Have a read of the papers yourself – a few points brought out of our discussion was when does correlation imply causation and the use of DAG’s – Directed acyclic graphs (DAGs) are visual representations of causal assumptions and they can help to identify the presence of confounding.
Lessons from Cyclic 2:
Cyclic training had been very successful with abundant amounts of learning for the individuals taking part. One of the exercises was a night winch involving a big sick 45 yo male dirt bike rider accident, complicated by having his 12 yo son on scene. This was an unsupported scene 4 hours by foot.
These were just a few of the learning points to take away:
Before you set off on such a mission use the PEEP tool to assist mission planning:
Equipment (CAMS -comms, access, medical, survival)
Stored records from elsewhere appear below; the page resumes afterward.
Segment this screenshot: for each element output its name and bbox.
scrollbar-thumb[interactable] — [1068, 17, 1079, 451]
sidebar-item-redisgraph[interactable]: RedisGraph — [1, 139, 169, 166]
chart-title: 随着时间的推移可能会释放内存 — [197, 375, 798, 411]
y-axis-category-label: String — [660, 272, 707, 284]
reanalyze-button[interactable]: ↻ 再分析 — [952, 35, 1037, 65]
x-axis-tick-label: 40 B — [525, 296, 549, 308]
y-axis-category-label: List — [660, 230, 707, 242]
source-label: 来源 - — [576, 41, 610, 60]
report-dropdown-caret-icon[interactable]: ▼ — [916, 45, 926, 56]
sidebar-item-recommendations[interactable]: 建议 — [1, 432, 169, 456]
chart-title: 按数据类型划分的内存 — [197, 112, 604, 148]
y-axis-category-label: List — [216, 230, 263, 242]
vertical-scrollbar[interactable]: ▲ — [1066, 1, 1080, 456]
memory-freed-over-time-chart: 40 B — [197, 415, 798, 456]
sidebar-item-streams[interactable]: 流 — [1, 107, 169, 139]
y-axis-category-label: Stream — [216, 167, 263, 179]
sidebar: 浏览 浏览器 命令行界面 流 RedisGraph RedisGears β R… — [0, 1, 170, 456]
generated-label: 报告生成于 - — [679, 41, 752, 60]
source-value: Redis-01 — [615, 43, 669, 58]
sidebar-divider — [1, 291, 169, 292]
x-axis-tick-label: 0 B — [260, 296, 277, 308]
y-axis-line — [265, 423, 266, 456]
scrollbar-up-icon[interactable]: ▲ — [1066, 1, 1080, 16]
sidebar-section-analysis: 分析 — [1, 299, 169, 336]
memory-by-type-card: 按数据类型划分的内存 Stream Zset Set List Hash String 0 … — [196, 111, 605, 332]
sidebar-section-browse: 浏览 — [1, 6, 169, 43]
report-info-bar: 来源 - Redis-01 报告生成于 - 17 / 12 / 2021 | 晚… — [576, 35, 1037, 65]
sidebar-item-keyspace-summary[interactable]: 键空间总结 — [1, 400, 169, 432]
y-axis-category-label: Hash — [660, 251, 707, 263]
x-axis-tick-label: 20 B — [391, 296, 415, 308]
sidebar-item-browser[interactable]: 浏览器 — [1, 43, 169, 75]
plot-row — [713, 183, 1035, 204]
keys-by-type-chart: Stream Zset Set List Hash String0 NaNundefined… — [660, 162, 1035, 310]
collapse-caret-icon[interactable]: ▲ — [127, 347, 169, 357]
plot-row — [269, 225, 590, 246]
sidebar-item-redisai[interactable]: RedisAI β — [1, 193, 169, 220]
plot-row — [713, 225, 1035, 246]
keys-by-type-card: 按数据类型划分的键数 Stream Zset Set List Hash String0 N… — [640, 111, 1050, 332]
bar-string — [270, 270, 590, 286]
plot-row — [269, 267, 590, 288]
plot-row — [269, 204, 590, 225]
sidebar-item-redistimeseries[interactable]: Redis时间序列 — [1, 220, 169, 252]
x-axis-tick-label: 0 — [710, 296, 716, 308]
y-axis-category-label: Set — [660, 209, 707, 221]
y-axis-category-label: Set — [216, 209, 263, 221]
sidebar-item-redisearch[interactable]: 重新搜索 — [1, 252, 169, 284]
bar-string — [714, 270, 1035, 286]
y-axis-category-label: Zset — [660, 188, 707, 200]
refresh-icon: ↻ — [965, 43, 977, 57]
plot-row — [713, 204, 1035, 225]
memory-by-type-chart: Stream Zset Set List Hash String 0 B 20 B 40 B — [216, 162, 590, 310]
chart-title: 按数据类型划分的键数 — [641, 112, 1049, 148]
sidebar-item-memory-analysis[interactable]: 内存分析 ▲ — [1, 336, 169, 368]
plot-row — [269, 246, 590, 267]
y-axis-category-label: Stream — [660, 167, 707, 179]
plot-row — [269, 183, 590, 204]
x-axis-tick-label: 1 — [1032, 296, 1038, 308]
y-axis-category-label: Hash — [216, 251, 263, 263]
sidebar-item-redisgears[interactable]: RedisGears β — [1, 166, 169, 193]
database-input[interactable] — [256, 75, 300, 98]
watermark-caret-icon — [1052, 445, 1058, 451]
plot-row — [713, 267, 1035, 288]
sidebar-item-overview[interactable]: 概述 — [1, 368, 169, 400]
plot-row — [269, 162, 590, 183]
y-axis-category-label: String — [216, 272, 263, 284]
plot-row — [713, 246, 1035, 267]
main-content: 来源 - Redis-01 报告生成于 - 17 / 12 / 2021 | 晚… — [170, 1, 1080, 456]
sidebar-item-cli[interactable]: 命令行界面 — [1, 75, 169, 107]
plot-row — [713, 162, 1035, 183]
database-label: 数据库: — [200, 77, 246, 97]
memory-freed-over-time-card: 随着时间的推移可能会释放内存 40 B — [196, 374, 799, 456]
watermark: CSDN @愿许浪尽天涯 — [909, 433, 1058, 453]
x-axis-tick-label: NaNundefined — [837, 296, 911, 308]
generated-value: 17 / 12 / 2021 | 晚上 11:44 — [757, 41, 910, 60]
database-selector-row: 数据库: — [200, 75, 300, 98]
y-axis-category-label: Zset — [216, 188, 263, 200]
These types are jobs are challenging with cold, dark, dirty and confined conditions. So, make sure you’ve the right PPE/clothing. Eye protection when walking through the Bush and don’t wear your torch hanging around the neck – think about illuminating what you’re doing!
You should mentally rehearse workflows with the team before you arrive on scene. Make decisions early about space creation, gear management, moving your patient vs temporising in sit u.
These are difficult conditions- don’t overlook optimizing the patient before interventions such as RSI. Consider using basket and immobilization equipment to help prep your patient for RSI e.g. combining the KED and basket creates a patient head up position -great for RSI but may limit access for thoracostomy. Utilize the bystanders.
All this and much more needs to be considered if the patient is to be effectively and safely treated and scene times are kept to a minimum.
The day concluded with ventilator groupwork designed to share learning about some of the finer nuances around our Oxylog 3000+ and Medumat Standard 2.